Les modèles climatiques, notamment ceux du GIEC, ignorent totalement le rôle des rayons cosmiques dans la formation des nuages, sous prétexte qu’aucun mécanisme physique pour une telle interaction n’a été établi. Ces mécanismes sont exactement ce que CLOUD montre à présent ; et ils corroborent des expériences menées auparavant par Svensmark avec des procédés similaires.

Mais plutôt que de réviser les modèles actuels, il serait probablement plus profitable de les jeter tous à la poubelle et de fonder une nouvelle science climatique sur des vrais travaux expérimentaux.

Après tout, l’existence d’un lien dynamique entre les rayons cosmiques, le Soleil et la Terre, n’a plus à être démontré. Rien que les preuves tirées de la paléoclimatologie permettent d’établir, sans équivoque, la connexion étroite entre rayons cosmiques et climat tout au long de l’histoire géologique de la Terre.
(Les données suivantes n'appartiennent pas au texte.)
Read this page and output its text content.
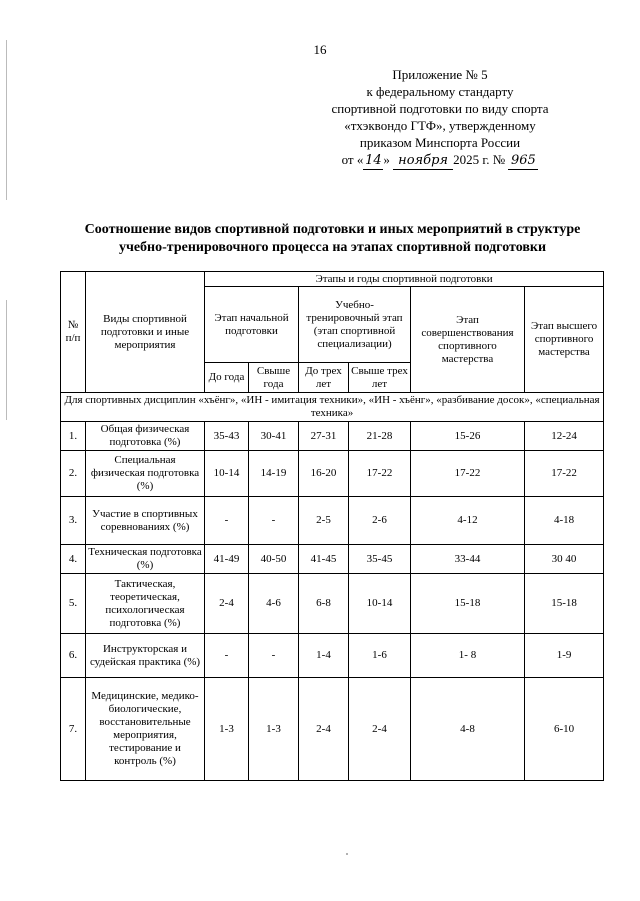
16
Приложение № 5
к федеральному стандарту
спортивной подготовки по виду спорта
«тхэквондо ГТФ», утвержденному
приказом Минспорта России
от « 14 » ноября 2025 г. № 965
Соотношение видов спортивной подготовки и иных мероприятий в структуре учебно-тренировочного процесса на этапах спортивной подготовки
№ п/п	Виды спортивной подготовки и иные мероприятия	Этапы и годы спортивной подготовки					
		Этап начальной подготовки		Учебно-тренировочный этап (этап спортивной специализации)		Этап совершенствования спортивного мастерства	Этап высшего спортивного мастерства
		До года	Свыше года	До трех лет	Свыше трех лет		
Для спортивных дисциплин «хъёнг», «ИН - имитация техники», «ИН - хъёнг», «разбивание досок», «специальная техника»							
1.	Общая физическая подготовка (%)	35-43	30-41	27-31	21-28	15-26	12-24
2.	Специальная физическая подготовка (%)	10-14	14-19	16-20	17-22	17-22	17-22
3.	Участие в спортивных соревнованиях (%)	-	-	2-5	2-6	4-12	4-18
4.	Техническая подготовка (%)	41-49	40-50	41-45	35-45	33-44	30 40
5.	Тактическая, теоретическая, психологическая подготовка (%)	2-4	4-6	6-8	10-14	15-18	15-18
6.	Инструкторская и судейская практика (%)	-	-	1-4	1-6	1- 8	1-9
7.	Медицинские, медико-биологические, восстановительные мероприятия, тестирование и контроль (%)	1-3	1-3	2-4	2-4	4-8	6-10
L’effet des rayons cosmiques sur la formation des nuages est une partie très importante du phénomène. Cependant, comme les résultats de l’expérience CLOUD l’indiquent eux-mêmes, de nouveaux principes restent à découvrir, comme le rôle actif de la biosphère dans la formation des nuages.

Enfin, ce sera notre capacité d’appréhender ces principes afin d’orienter volontairement le climat, qui sera notre meilleur laboratoire de recherche climatique.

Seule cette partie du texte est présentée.